After the time is up, check for seasoning and add salt. I normally add about 1 ½ to 2 tablespoons of salt. Adjust the recipe to your taste. Let the curry simmer for 2 more minutes and then switch off the flame.
Right before serving, drizzle some raw mustard oil onto the curry. This adds an additional layer of pungency. Serve your Bengali mustard chicken (Shorshe Chicken) with plain steamed rice, sweet & spicy tomato chutney, roasted poppadums, and some Bengali Sweet Set Curd (Mishit Doi). Happy eating!
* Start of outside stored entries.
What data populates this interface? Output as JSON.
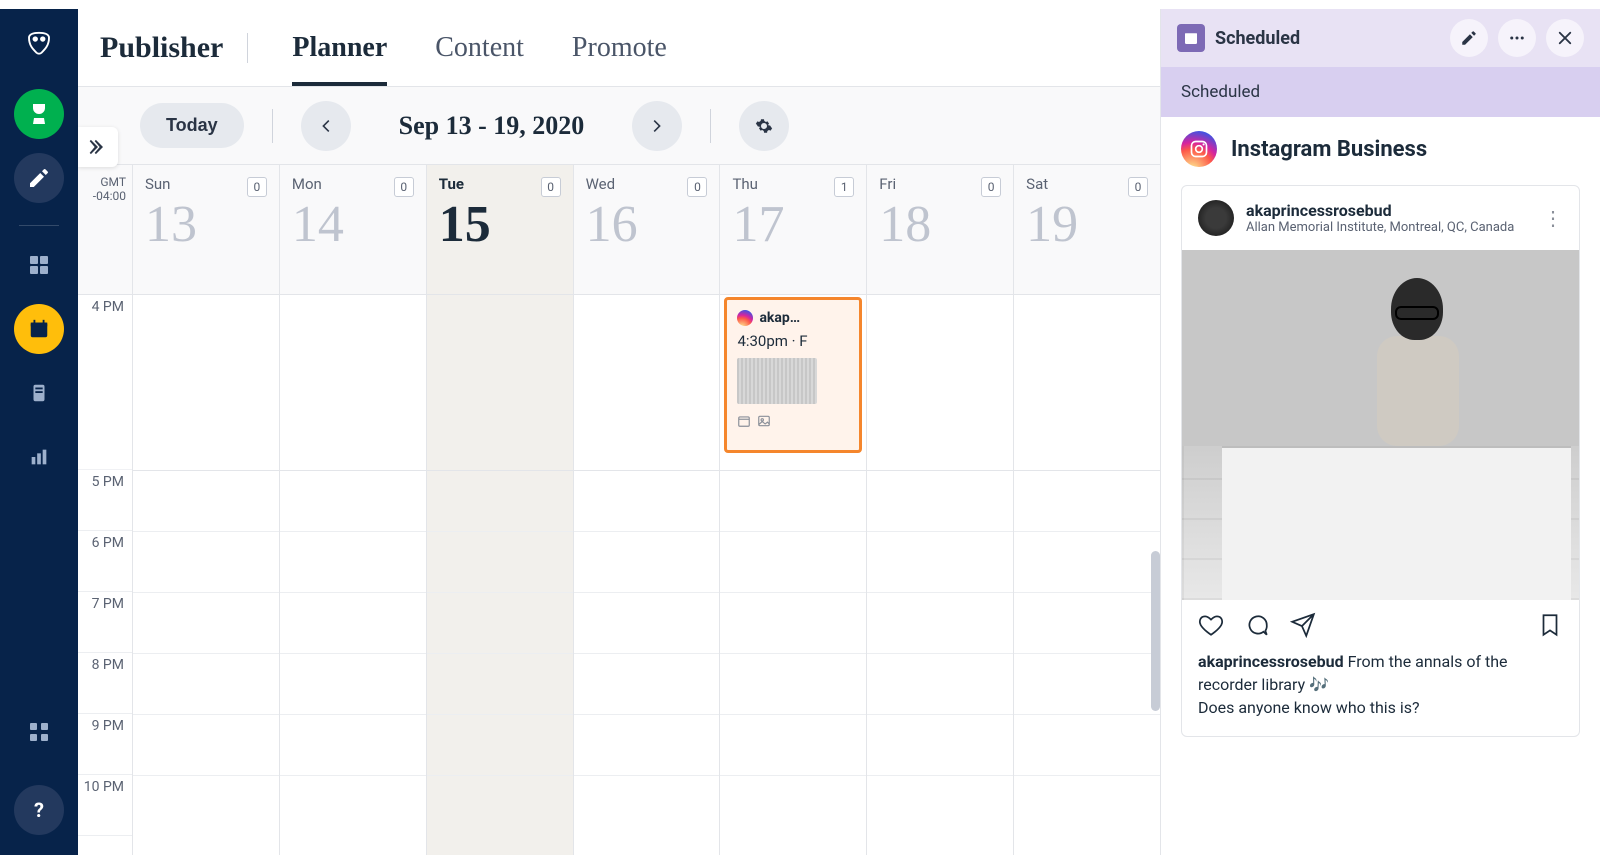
{
  "app": {
    "title": "Publisher"
  },
  "tabs": [
    {
      "label": "Planner",
      "active": true
    },
    {
      "label": "Content",
      "active": false
    },
    {
      "label": "Promote",
      "active": false
    }
  ],
  "toolbar": {
    "today": "Today",
    "date_range": "Sep 13 - 19, 2020"
  },
  "timezone": {
    "label": "GMT",
    "offset": "-04:00"
  },
  "hours": [
    "4 PM",
    "5 PM",
    "6 PM",
    "7 PM",
    "8 PM",
    "9 PM",
    "10 PM"
  ],
  "days": [
    {
      "short": "Sun",
      "num": "13",
      "count": "0",
      "today": false
    },
    {
      "short": "Mon",
      "num": "14",
      "count": "0",
      "today": false
    },
    {
      "short": "Tue",
      "num": "15",
      "count": "0",
      "today": true
    },
    {
      "short": "Wed",
      "num": "16",
      "count": "0",
      "today": false
    },
    {
      "short": "Thu",
      "num": "17",
      "count": "1",
      "today": false
    },
    {
      "short": "Fri",
      "num": "18",
      "count": "0",
      "today": false
    },
    {
      "short": "Sat",
      "num": "19",
      "count": "0",
      "today": false
    }
  ],
  "event": {
    "account_short": "akap…",
    "time_line": "4:30pm · F"
  },
  "detail": {
    "header": "Scheduled",
    "status": "Scheduled",
    "network": "Instagram Business",
    "post": {
      "username": "akaprincessrosebud",
      "location": "Allan Memorial Institute, Montreal, QC, Canada",
      "caption_user": "akaprincessrosebud",
      "caption_line1": "From the annals of the recorder library 🎶",
      "caption_line2": "Does anyone know who this is?"
    }
  }
}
This is a sweetish-mild curry, but you can increase the amount of mustard and the number of chillies for more heat—and even leave out the coconut milk for a drier, sinus-clearing-curry. When making this curry, avoid aluminium vessels as they leech into acidic foods like yoghurt. Some people like to cook their coconut curries on high heat so that the oil separates and floats on top. I prefer to cook mine on a low flame so that the coconut fats stay emulsified and the gravy remains homogenous. That way, it eats less greasy. Neither is right or wrong, it simply comes down to personal preference. Like most meat preparations, this dish tastes even better the next day, once the flavours have really had time to penetrate the chicken.